The U.S. Senate has passed two bills meant to improve rural access to recycling infrastructure and collect better recycling and composting data.
The Recycling Infrastructure and Accessibility Act and the Recycling and Composting Accountability Act passed the Senate by unanimous consent on July 28. The bills, which have bipartisan support and have received widespread attention from recycling and waste groups, now move to the House of Representatives. Both bills also have companion legislation in the House.
The Recycling Infrastructure and Accessibility Act, sponsored by Sen. Shelley Moore Capito, R-W.Va., aims to create an infrastructure grant program for projects that make recycling services more accessible to rural and disadvantaged communities that don’t have reliable or nearby access to MRFs.
The Recycling and Composting Accountability Act, sponsored by Sen. Tom Carper, D-Del., would direct the U.S. EPA to more formally collect numerous types of recycling and composting data.
The National Waste & Recycling Association urged the House to pass the two bills, with CEO Darrell Smith saying in a statement the measures “will advance America’s domestic recycling infrastructure and capabilities.”
“More accurate data will tell us exactly where recycling system deficiencies are, and improved infrastructure will aid in more efficient collection, sorting, and recycling of all materials,” said Matt Seaholm, president and CEO of PLASTICS, in a statement applauding the bills’ passage.
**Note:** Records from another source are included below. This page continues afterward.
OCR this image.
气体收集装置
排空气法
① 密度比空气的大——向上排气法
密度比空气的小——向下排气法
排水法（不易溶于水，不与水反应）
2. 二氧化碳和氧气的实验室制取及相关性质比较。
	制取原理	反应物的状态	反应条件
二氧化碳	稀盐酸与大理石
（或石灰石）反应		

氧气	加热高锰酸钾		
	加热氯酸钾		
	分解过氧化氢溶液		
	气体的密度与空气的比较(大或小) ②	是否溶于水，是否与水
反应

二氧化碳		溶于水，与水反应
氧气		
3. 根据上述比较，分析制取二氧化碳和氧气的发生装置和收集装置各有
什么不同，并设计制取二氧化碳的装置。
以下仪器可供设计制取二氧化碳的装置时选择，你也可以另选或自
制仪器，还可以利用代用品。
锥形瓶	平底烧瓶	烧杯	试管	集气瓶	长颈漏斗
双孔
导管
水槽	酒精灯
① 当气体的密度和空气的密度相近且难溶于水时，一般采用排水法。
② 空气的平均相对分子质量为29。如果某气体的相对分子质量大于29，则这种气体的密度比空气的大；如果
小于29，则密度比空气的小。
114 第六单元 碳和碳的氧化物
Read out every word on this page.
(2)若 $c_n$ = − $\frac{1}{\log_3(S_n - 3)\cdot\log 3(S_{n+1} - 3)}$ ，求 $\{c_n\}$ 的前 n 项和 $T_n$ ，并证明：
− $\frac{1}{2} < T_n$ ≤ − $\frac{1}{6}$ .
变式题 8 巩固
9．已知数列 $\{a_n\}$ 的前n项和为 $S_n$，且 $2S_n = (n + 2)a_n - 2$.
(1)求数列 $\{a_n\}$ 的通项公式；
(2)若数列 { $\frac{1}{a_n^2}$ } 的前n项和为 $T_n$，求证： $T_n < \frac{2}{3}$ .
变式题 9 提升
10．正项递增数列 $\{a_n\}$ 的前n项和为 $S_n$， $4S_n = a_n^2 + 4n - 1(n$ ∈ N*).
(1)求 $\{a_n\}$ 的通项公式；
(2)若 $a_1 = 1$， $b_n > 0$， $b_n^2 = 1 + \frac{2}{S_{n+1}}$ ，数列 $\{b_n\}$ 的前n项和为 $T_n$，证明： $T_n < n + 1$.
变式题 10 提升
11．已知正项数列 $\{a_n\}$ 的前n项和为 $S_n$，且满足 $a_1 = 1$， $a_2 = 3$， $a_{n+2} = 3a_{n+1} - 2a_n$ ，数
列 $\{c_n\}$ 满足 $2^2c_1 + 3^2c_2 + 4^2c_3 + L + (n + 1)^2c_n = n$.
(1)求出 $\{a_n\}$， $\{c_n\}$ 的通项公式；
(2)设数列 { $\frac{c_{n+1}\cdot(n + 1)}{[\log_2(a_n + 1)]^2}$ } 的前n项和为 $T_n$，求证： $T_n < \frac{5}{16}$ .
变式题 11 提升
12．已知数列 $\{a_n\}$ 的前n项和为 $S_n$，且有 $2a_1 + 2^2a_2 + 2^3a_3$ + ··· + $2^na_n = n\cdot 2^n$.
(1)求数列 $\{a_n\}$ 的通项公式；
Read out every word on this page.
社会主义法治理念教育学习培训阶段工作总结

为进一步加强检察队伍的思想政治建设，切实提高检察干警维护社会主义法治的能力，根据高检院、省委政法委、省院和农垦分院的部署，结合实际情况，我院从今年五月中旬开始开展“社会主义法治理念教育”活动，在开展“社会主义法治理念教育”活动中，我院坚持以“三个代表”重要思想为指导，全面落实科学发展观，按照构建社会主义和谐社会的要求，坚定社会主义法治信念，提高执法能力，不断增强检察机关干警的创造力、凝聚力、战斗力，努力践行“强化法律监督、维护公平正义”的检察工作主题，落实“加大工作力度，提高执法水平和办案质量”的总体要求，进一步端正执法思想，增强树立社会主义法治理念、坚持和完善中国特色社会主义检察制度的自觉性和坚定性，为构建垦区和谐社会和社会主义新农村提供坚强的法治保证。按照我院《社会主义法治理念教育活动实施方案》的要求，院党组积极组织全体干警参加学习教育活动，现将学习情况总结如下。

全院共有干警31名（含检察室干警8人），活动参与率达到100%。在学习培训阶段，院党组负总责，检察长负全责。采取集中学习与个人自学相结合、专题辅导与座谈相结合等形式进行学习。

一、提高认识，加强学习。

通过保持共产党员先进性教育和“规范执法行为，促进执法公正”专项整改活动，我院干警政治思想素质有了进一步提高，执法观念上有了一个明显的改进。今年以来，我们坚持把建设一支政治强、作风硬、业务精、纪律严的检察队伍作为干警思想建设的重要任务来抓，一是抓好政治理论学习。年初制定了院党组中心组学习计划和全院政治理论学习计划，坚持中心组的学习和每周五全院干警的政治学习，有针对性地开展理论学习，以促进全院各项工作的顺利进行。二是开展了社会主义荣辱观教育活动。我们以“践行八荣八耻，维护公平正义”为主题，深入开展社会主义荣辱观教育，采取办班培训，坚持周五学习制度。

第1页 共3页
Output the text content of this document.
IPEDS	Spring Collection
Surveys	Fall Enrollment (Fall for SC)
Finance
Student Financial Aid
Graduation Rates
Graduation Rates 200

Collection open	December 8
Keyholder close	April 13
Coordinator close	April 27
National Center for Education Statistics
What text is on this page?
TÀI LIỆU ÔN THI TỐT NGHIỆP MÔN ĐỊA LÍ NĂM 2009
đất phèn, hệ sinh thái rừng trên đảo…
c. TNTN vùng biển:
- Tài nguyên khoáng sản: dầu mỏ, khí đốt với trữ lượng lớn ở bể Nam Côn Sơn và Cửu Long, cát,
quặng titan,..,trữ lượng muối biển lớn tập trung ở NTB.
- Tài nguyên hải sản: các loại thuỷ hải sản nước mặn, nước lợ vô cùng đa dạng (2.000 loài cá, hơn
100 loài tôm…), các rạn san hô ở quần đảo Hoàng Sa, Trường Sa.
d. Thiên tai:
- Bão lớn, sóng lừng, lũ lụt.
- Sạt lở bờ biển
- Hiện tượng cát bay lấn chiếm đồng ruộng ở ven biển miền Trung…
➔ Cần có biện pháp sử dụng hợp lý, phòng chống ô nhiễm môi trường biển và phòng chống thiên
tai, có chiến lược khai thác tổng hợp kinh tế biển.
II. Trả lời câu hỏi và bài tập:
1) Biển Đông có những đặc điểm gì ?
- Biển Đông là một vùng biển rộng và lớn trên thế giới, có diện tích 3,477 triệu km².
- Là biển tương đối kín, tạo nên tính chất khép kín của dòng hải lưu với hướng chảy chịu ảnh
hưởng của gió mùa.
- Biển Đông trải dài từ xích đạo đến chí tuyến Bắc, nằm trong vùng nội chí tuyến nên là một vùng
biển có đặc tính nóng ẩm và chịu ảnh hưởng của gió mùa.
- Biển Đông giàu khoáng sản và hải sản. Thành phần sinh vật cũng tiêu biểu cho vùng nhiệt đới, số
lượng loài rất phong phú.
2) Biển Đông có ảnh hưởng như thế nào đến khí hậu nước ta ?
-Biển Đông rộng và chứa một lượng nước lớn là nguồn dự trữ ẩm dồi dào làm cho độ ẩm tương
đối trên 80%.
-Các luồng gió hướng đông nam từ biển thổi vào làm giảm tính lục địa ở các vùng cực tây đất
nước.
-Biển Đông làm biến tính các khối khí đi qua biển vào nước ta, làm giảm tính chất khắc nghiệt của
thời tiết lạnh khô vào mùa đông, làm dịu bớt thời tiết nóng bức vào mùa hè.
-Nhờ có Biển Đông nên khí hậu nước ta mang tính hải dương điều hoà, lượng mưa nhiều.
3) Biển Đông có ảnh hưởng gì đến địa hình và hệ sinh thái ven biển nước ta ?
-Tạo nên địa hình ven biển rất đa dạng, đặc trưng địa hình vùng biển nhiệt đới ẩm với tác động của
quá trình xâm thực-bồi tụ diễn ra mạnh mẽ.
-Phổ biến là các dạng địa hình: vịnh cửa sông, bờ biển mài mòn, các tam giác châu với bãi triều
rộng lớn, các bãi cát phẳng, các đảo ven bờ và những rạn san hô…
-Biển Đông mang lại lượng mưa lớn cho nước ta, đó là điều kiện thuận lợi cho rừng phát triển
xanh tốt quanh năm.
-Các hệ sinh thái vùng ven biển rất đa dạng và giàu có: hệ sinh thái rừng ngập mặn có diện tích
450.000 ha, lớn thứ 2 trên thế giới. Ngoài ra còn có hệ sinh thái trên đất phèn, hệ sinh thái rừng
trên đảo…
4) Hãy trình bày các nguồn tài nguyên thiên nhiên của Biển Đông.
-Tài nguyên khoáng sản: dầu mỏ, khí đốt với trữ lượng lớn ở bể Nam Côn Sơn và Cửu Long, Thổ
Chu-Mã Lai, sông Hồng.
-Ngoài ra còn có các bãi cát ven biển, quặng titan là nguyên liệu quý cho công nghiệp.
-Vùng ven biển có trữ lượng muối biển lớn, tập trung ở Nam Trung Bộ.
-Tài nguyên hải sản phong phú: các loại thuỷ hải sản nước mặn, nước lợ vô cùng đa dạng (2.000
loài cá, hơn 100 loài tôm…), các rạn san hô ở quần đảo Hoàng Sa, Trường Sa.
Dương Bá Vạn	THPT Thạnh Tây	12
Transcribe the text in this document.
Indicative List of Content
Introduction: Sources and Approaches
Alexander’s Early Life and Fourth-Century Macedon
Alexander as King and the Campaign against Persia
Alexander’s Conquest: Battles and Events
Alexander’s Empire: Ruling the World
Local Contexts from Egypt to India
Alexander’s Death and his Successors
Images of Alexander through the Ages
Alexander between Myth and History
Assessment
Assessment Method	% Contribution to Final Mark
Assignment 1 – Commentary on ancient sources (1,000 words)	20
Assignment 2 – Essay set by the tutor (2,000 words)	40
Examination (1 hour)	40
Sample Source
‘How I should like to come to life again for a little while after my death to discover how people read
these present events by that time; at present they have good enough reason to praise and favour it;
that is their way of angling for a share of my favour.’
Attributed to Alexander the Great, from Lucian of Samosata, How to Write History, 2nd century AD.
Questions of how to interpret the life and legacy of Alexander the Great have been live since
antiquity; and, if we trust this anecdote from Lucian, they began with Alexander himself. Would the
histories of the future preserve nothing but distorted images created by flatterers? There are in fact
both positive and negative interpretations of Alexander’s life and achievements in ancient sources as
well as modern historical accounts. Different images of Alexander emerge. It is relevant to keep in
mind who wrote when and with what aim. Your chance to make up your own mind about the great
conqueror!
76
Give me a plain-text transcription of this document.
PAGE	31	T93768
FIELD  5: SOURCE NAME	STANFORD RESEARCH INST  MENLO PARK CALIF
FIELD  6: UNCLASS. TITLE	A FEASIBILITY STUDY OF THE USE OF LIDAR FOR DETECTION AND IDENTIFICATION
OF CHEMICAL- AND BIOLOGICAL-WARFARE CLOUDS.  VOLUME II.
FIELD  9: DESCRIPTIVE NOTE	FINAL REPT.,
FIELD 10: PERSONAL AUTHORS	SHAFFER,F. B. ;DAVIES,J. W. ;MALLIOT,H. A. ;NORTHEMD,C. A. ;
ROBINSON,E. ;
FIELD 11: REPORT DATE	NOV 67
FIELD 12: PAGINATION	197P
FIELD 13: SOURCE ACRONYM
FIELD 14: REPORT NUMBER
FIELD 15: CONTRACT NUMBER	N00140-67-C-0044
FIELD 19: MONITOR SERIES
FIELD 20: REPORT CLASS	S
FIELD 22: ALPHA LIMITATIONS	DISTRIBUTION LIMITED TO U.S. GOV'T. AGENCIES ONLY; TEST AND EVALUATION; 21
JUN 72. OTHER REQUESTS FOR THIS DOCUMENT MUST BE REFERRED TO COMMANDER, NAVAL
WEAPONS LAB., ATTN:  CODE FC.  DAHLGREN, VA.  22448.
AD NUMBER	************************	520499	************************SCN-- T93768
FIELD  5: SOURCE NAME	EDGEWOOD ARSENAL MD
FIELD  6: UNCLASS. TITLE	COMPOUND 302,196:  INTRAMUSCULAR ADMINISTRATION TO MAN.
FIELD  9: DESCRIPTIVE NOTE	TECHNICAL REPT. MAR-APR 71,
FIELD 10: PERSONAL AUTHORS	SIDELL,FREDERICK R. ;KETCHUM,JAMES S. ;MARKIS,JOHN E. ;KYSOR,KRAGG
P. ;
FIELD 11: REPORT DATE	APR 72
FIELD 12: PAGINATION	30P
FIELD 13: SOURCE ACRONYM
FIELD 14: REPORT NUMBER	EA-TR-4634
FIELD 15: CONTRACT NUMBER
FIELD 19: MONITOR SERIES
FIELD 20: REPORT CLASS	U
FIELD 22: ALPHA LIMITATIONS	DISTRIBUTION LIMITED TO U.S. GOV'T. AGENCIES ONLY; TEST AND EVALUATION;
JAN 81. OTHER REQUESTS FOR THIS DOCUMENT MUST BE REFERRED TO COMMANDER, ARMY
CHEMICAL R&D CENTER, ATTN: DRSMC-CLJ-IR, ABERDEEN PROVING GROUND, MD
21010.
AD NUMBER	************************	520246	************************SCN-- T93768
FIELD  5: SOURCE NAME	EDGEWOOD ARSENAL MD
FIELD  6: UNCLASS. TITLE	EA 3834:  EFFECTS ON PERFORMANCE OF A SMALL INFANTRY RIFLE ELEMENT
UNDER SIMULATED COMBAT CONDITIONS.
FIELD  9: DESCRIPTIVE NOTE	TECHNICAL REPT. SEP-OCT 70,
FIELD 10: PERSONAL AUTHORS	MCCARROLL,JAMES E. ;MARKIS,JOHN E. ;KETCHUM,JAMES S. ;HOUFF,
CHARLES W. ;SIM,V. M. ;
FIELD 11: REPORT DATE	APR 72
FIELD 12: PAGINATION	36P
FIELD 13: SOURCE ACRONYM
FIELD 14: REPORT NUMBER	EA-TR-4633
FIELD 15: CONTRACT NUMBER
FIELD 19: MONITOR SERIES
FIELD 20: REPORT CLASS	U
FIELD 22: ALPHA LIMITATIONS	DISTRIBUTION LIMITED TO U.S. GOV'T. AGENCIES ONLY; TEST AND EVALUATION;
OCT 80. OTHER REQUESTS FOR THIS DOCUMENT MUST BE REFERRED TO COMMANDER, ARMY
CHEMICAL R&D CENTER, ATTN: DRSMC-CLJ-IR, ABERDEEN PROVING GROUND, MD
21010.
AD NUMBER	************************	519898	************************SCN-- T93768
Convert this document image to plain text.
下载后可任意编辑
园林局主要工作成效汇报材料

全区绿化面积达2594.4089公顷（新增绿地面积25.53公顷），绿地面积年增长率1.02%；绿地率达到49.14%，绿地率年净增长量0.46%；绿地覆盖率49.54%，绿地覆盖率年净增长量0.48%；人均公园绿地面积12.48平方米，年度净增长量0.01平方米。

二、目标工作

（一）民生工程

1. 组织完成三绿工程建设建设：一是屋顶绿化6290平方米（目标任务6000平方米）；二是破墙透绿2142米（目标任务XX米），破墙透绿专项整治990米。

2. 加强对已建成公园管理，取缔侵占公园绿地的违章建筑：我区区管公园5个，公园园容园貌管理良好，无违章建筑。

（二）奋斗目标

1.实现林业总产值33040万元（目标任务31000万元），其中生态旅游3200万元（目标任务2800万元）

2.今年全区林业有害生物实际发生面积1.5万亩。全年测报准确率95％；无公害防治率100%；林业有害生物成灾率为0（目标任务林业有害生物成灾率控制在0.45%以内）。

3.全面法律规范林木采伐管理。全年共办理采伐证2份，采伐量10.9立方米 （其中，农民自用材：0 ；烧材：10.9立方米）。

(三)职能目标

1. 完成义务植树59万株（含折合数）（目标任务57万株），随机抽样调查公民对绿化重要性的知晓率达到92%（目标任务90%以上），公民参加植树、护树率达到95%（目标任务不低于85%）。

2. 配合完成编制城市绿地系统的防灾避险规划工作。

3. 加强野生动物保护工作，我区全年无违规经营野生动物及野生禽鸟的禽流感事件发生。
The Recycling Infrastructure and Accessibility Act in particular has garnered widespread recycling industry support from other groups such as the Solid Waste Association of North, Institute of Scrap Recycling Industries, American Forest & Paper Association and American Beverage. Closed Loop Partners, AMP Robotics, and several material or packaging manufacturers also support the bill.
The pair of bills were first introduced in March and have moved swiftly through Congress. They also received attention at multiple congressional hearings, most recently at a House environmental and climate change subcommittee hearing in June.
During the subcommittee hearing, David Allaway, senior policy analyst for Oregon’s Department of Environmental Quality, said detailed recycling data collection would help the country avoid pouring time and resources into “false solutions” instead of data-backed recycling strategies.
If passed and signed, the bills could be the most notable recycling-related legislation enacted at the federal level since the Infrastructure Investment and Jobs Act passed in 2021, which will provide $350 million for recycling initiatives.